An attempt to use software to help prevent gun crime in Chicago did not save lives, according to a study.
In 2013, the city’s police began using algorithms to create a list of people deemed to be most at risk of being shot dead. But the effort had no impact on homicide rates, the report said. Rather, those on the list were more likely to face arrest themselves.
The police defended the tech saying its predictive power has since improved.
The report was carried out by the Rand Corporation, a public policy-focused research body, and was published in the Journal of Experimental Criminology.
Both the police and the software’s developer – the Illinois Institute of Technology – co-operated with Rand’s evaluation.

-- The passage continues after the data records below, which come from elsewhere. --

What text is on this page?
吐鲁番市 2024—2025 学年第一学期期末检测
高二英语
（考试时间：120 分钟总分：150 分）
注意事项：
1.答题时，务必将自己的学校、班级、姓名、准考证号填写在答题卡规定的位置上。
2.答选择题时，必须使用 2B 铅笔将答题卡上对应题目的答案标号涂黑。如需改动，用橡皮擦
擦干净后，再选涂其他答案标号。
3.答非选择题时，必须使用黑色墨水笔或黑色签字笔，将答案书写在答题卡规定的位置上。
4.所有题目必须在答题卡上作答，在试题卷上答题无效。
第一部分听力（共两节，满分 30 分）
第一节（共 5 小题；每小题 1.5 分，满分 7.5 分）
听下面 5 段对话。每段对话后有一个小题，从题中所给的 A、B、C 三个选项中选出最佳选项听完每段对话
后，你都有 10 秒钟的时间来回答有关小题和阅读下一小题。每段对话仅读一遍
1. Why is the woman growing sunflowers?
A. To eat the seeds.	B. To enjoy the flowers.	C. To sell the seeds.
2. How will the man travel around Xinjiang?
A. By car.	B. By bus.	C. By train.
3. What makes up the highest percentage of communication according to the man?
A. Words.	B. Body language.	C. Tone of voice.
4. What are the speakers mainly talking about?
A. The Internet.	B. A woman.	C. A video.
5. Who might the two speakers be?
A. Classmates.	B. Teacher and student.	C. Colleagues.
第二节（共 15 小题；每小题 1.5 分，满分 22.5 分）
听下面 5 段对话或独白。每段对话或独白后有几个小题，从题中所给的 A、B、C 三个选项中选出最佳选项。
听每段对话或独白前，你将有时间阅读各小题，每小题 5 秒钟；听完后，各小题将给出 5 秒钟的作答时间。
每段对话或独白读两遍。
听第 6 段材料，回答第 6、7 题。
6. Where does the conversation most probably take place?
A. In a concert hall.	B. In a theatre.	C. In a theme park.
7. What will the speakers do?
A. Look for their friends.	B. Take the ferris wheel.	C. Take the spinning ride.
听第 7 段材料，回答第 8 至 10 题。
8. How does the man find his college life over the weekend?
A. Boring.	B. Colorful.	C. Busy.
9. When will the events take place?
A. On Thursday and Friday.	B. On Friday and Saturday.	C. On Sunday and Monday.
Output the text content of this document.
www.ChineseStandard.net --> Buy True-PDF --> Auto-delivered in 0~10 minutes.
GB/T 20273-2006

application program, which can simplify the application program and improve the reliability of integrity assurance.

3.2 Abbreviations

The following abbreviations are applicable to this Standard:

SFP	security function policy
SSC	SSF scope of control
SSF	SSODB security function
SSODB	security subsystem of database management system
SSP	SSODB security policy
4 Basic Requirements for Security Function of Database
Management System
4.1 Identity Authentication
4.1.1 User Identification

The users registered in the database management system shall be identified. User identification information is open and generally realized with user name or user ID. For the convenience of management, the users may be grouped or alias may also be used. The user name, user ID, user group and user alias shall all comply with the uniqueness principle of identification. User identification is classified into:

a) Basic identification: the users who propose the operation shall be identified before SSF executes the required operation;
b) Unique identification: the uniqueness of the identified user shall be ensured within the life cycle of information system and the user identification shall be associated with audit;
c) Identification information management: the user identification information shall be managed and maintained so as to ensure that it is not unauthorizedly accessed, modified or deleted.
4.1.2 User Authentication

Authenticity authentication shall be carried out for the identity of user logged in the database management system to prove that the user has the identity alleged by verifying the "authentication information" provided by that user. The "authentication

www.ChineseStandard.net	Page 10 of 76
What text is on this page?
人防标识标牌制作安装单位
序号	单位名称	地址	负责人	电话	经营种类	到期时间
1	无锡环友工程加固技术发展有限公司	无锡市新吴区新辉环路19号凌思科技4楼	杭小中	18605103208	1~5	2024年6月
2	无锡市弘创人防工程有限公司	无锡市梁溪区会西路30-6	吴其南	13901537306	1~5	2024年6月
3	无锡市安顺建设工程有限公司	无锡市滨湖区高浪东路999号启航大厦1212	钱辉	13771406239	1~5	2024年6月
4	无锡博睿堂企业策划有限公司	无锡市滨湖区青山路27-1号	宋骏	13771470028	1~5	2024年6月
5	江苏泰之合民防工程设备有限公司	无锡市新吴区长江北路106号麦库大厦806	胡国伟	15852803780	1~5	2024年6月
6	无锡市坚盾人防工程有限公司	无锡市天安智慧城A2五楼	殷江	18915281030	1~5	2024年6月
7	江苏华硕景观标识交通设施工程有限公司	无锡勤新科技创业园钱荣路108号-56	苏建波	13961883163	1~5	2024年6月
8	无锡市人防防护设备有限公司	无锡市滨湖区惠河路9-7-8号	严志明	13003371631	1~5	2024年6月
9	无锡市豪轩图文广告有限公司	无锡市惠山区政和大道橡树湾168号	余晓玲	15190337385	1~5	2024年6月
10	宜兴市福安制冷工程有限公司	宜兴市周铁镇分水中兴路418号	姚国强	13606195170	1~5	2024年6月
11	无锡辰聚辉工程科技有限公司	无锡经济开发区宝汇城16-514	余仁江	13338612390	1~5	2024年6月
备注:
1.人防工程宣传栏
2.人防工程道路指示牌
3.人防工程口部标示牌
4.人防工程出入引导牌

The so-called “predictive policing” initiative was based on the idea that potential victims of gun crime could be identified by building a social network model.
Specifically, the software calculated a person’s risk factor on the basis of two variables:
- how many times they had been arrested with others who had later themselves become gun crime victims
- the number of relationships they had to intermediaries who had been arrested with people who had become homicide victims
This resulted in a total of 426 people being identified as “high risk” in March 2013. They were placed on a register called the Strategic Subjects List (SSL).
The researchers said their analysis of the gun crime that followed indicated that being on the list made no difference to people’s chances of being shot or killed. Neither was there any impact on overall homicide levels, they added.
But they said the SSL’s members became more likely to be arrested for the shootings of others.
“The effect size was rather large… 2.88 times more likely than their matched counterparts,” the study said.